‘Tinker tour USA’ makes a pit stop at Washington Journalism Education conference

Ira Zuckerman, Copy Editor
Originally published April 9, 2013

Ira ZuckermanMary Beth Tinker, now a Nurse, speaks to students about her black armband protest which led to the famous 1969 Supreme Court decision.

Ira Zuckerman

Mary Beth Tinker, now a Nurse, speaks to students about her black armband protest which led to the famous 1969 Supreme Court decision.

Budding journalists filled the Inglemoor High School theater. Some shared writing tips, but most were either too tired or too nervous about the upcoming competition to be social.

As a woman stepped to the front, a respectful hush ran through the crowd. Nearly everyone knew who she was and of her legacy, but those who didn’t know started listening.

This was the famed activist for free speech, Mary Beth Tinker. On March 9, as part of the Washington Journalism Education conference, she began her “Tinker Tour USA.”

On a national scale, students generally are unaware of how their in-school voices are protected by the First Amendment. In a 2006 survey conducted by the Knight Foundation, 45 percent of students surveyed agreed that the First Amendment goes too far in the rights it guarantees. In 2004, nearly 75 percent said they didn’t know how they felt about the First Amendment or that they take it for granted.

“There’s only so much control [the administration] can have over speech, but still being a minor you can only have a minor’s rights,” junior Aldo Ovando said.

In 1965, the Tinker siblings and a friend wore black armbands to school in favor of ending the war with Vietnam by making a statement at their public school in Des Moines, Iowa. She and the other students wearing the armbands were taken to the principal and were told to remove the armbands under threat of suspension.

Despite removing the armband, they were suspended anyway.
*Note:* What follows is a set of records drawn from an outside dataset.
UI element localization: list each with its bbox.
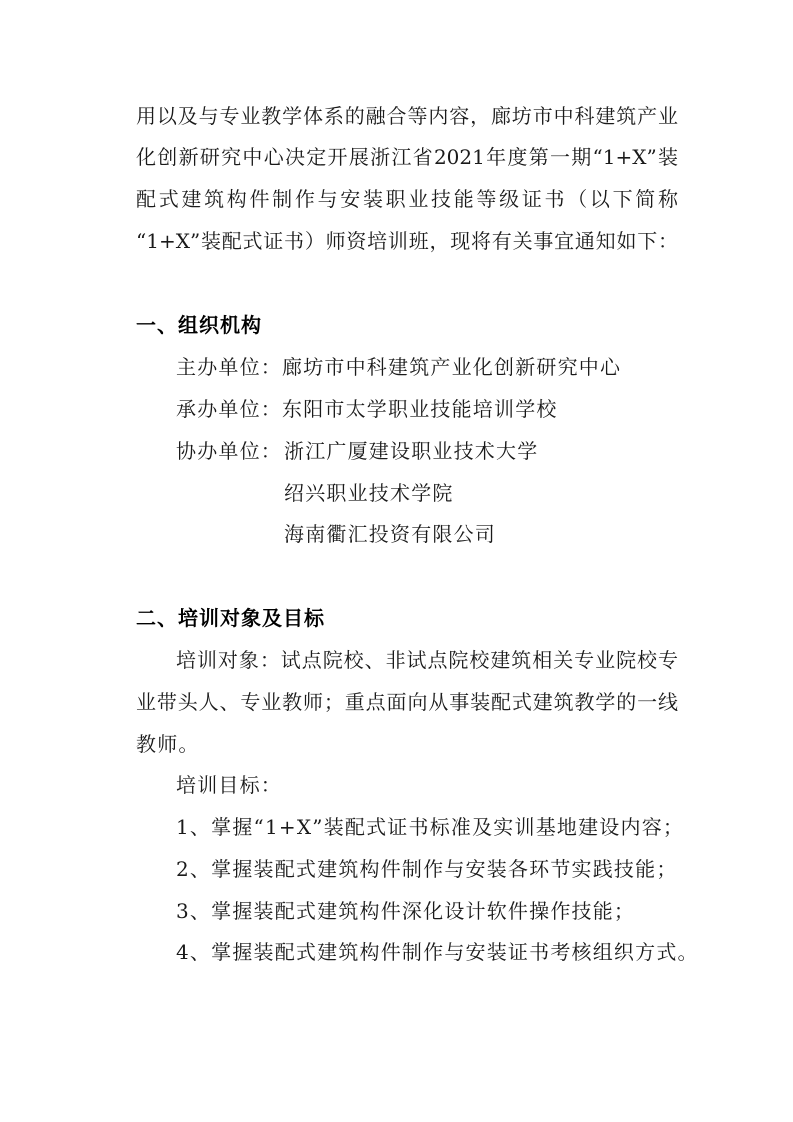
host-unit: 主办单位：廊坊市中科建筑产业化创新研究中心 bbox=[176, 355, 622, 379]
organizer-unit: 承办单位：东阳市太学职业技能培训学校 bbox=[176, 397, 558, 421]
training-target-line: 教师。 bbox=[136, 732, 200, 756]
training-goal-item: 1、掌握“1+X”装配式证书标准及实训基地建设内容； bbox=[176, 815, 685, 839]
intro-line: 化创新研究中心决定开展浙江省2021年度第一期“1+X”装 bbox=[136, 145, 678, 169]
intro-line: 用以及与专业教学体系的融合等内容，廊坊市中科建筑产业 bbox=[136, 104, 678, 128]
co-organizer-label: 协办单位： bbox=[176, 439, 282, 463]
co-organizer-item: 浙江广厦建设职业技术大学 bbox=[284, 439, 539, 463]
section-heading-organization: 一、组织机构 bbox=[136, 313, 262, 337]
co-organizer-item: 海南衢汇投资有限公司 bbox=[284, 522, 496, 546]
training-goals-label: 培训目标： bbox=[176, 773, 282, 797]
training-goal-item: 3、掌握装配式建筑构件深化设计软件操作技能； bbox=[176, 899, 636, 923]
intro-line: 配式建筑构件制作与安装职业技能等级证书（以下简称 bbox=[136, 187, 678, 211]
intro-line: “1+X”装配式证书）师资培训班，现将有关事宜通知如下： bbox=[136, 229, 678, 253]
training-target-line: 业带头人、专业教师；重点面向从事装配式建筑教学的一线 bbox=[136, 690, 678, 714]
co-organizer-item: 绍兴职业技术学院 bbox=[284, 481, 454, 505]
training-goal-item: 2、掌握装配式建筑构件制作与安装各环节实践技能； bbox=[176, 857, 678, 881]
section-heading-training: 二、培训对象及目标 bbox=[136, 606, 325, 630]
training-goal-item: 4、掌握装配式建筑构件制作与安装证书考核组织方式。 bbox=[176, 940, 699, 964]
training-target-line: 培训对象：试点院校、非试点院校建筑相关专业院校专 bbox=[176, 648, 678, 672]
Four years later, in 1969, a U.S. Supreme Court decision ruled in her favor.

“It can hardly be argued that either students or teachers shed their constitutional rights to freedom of speech or expression at the schoolhouse gate,” said Supreme Court Justice Abe Fortas in the Court’s ruling.

Fourty-four years later, her “Tinker Tour USA” is advocating expressions of speech similar to hers and other ways students can have a voice in school.

“We need to teach [student] journalists how to be journalists,” Tinker said. “It’s time for students to understand that they have power.”

Tinker is touring with Mike Hiestand, an attorney at the Student Press Law Center, with over 20 years of experience and 15,000 student consultations under his belt.

“It’s way better for students, it’s way better for the school, it’s way better for everyone when you have rights,” Hiestand said.

Tinker recalled multiple stories of student journalists from across the country who made a difference, in hopes of inspiring more students, journalists or not, to stand up for what they believe in.

One example was of a Mississippi high school student Sarah Kavanagh’s petition to have Gatorade remove the ingredient brominated vegetable oil (BVO) from their drinks. The petition gained enough steam to catch Gatorade’s attention, and now Gatorade is taking out BVO from all their drinks.

“Just use the courage you have to make a stand,” Tinker said.